To illustrate: See if you can, in one minute or less, make a list of just ten elements of the public infrastructure whose absence would seriously impair our economy or way of life.
This matters because those who polarize us depend on our failure to recognize how much we all agree. For example, few citizens consider the Interstate Highway System to be an area where private ownership makes sense; likewise sewage treatment plants; the police and fire departments; and the courts, Judge Judy notwithstanding (add them all, except for Judge Judy, to your list).
With such a list … not of just ten elements but of everything that’s beyond controversy, along with the itemized costs of maintaining them all … we would all know the minimum total tax revenue required to maintain our society, and the tax debate would be far less noisy.
NIST should be on your list (please forgive the long lead — the actual topic is close at hand). Relatively few Americans have any idea that there even is such an agency. It isn’t indispensable in any theoretical way.
But while it might be fun to watch the business community collectively plotz as its members suddenly had to pay for the colossal variety of services NIST provides, I personally would prefer to avoid watching the DOW collapse from the weight of the financial burden its elimination would impose.
What brought this all to mind was a note from subscriber Mike Gautier last week in response to last week’s tirade about the Cloud, and how its proponents have turned its definition into “everything.” Mr. Gautier pointed me to a NIST publication titled “Draft NIST Working Definition of Cloud Computing v14,” by Peter Mell and Tim Grance, which is far and away the clearest account of what the Cloud is and isn’t that I’ve ever seen. Since NIST is a no-nonsense agency that maintains public standards, this is, while refreshing, not entirely surprising.
Mell and Grance define the Cloud as follows:
Cloud computing is a model for enabling convenient, on-demand network access to a shared pool of configurable computing resources (e.g., networks, servers, storage, applications, and services) that can be rapidly provisioned and released with minimal management effort or service provider interaction. This cloud model promotes availability and is composed of five essential characteristics, three delivery models, and four deployment models.
The rest of the two-page document explains the five characteristics, three delivery models, and four deployment models.
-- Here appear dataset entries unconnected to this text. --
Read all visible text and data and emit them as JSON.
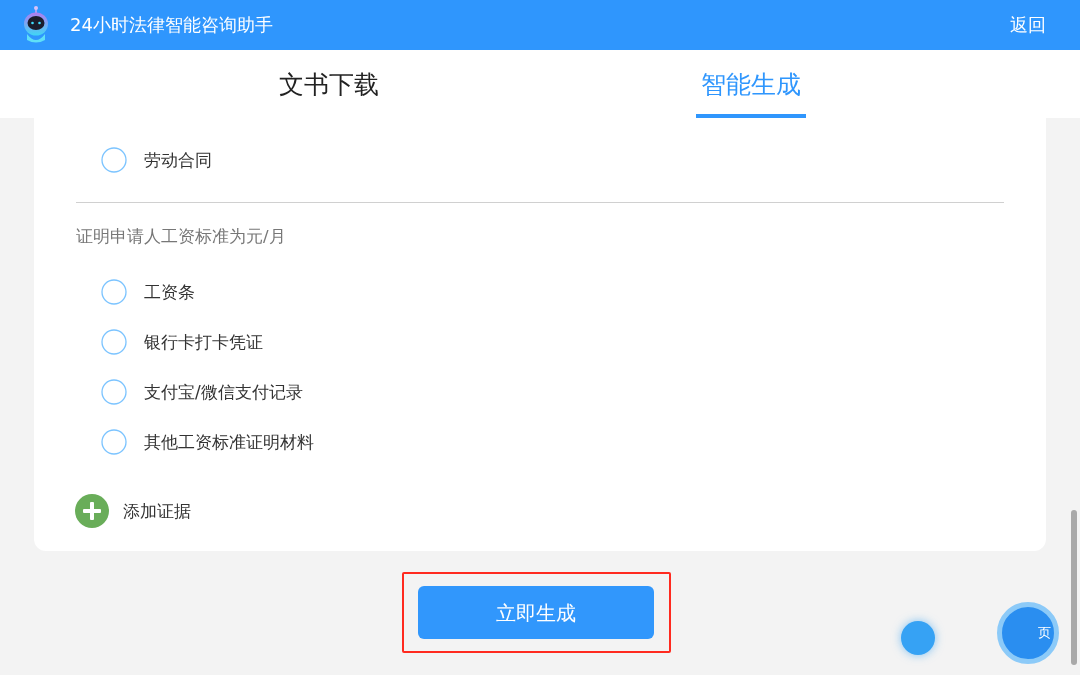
{
  "header": {
    "title": "24小时法律智能咨询助手",
    "back": "返回"
  },
  "tabs": [
    {
      "label": "文书下载",
      "selected": false
    },
    {
      "label": "智能生成",
      "selected": true
    }
  ],
  "form": {
    "groups": [
      {
        "options": [
          {
            "label": "劳动合同",
            "checked": false
          }
        ]
      },
      {
        "label": "证明申请人工资标准为元/月",
        "options": [
          {
            "label": "工资条",
            "checked": false
          },
          {
            "label": "银行卡打卡凭证",
            "checked": false
          },
          {
            "label": "支付宝/微信支付记录",
            "checked": false
          },
          {
            "label": "其他工资标准证明材料",
            "checked": false
          }
        ]
      }
    ],
    "add_evidence": "添加证据"
  },
  "generate_button": {
    "label": "立即生成",
    "highlighted": true
  },
  "floating_buttons": [
    {
      "kind": "plain"
    },
    {
      "kind": "labeled",
      "label": "页"
    }
  ]
}
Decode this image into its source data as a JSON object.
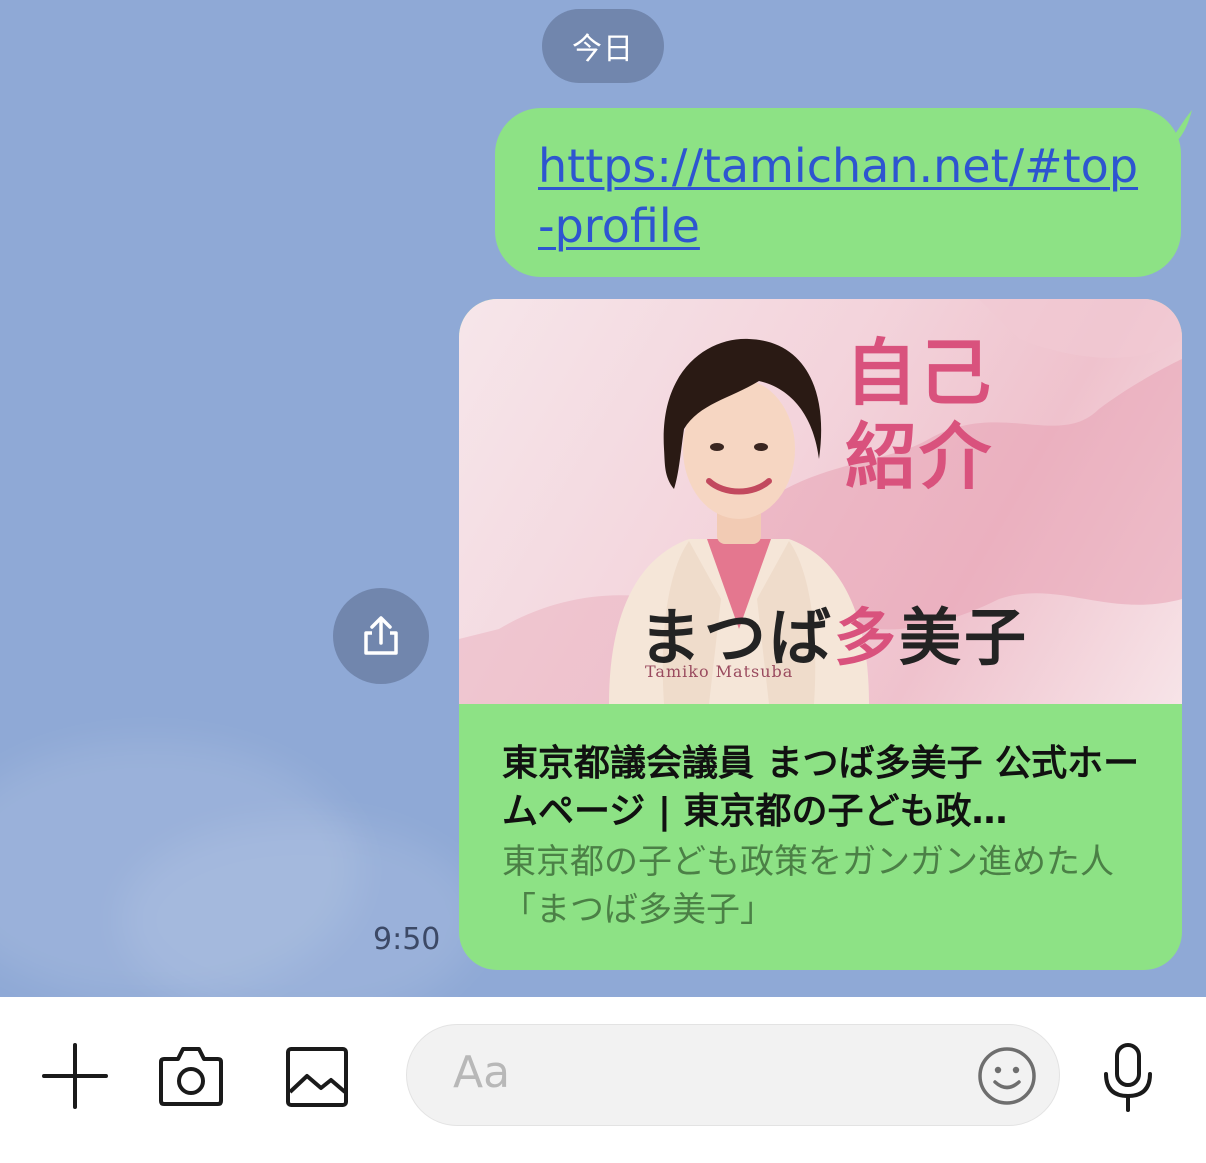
{
  "chat": {
    "date_label": "今日",
    "message_url": "https://tamichan.net/#top-profile",
    "link_card": {
      "image_heading": "自己紹介",
      "image_name_part1": "まつば",
      "image_name_accent": "多",
      "image_name_part2": "美子",
      "image_name_romaji": "Tamiko Matsuba",
      "title": "東京都議会議員 まつば多美子 公式ホームページ | 東京都の子ども政…",
      "description": "東京都の子ども政策をガンガン進めた人「まつば多美子」"
    },
    "timestamp": "9:50"
  },
  "toolbar": {
    "input_placeholder": "Aa",
    "icons": [
      "plus-icon",
      "camera-icon",
      "image-icon",
      "emoji-icon",
      "microphone-icon"
    ]
  },
  "colors": {
    "chat_background": "#8fa9d6",
    "bubble_green": "#8de285",
    "pill": "#7186ad",
    "link": "#2e55d0",
    "accent_pink": "#d9527d"
  }
}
Every IT leader should be familiar with them as a matter of basic literacy in matters of technical architecture.
Regular readers of Keep the Joint Running are aware of my skepticism regarding the Cloud, the result of so much breathless over-hyping by so many naive-but-influential enthusiasts.
The electrical-generation-model, where IT will consume computing cycles and storage without knowing where they come from, is utter nonsense. If you do know where they come from … Amazon.com or Google, perhaps … it’s data-center outsourcing if you pay, and risky if you don’t.
Meanwhile, Software as a Service will continue to mean “hosted solutions,” and its integration challenges will continue to outweigh its utility for most applications.
Elastic infrastructure provisioning (EIP anyone?), on the other hand, is a meat-and-potatoes capability you’ll want as soon as you can get it, whether it’s inside your own data center or provided by a data-center outsourcer, because the benefit is clear and disruption is limited.
Right now you forecast capacity requirements separately for each and every application in your portfolio, and provision infrastructure accordingly. With EIP, in contrast, you would only have to forecast capacity requirements in the aggregate. All applications would draw computing cycles and storage out of a shared pool. The economies would be immediate because you’d need less total capacity.
Maybe it’s okay that the industry’s naive-but-high-profile visionaries include EIP in their account of “The Cloud.”
For us pragmatists, though, EIP is “merely” the merger of virtualization and load-balancing, taken to a higher level.
Maybe that’s why we don’t get the big buck speaking fees.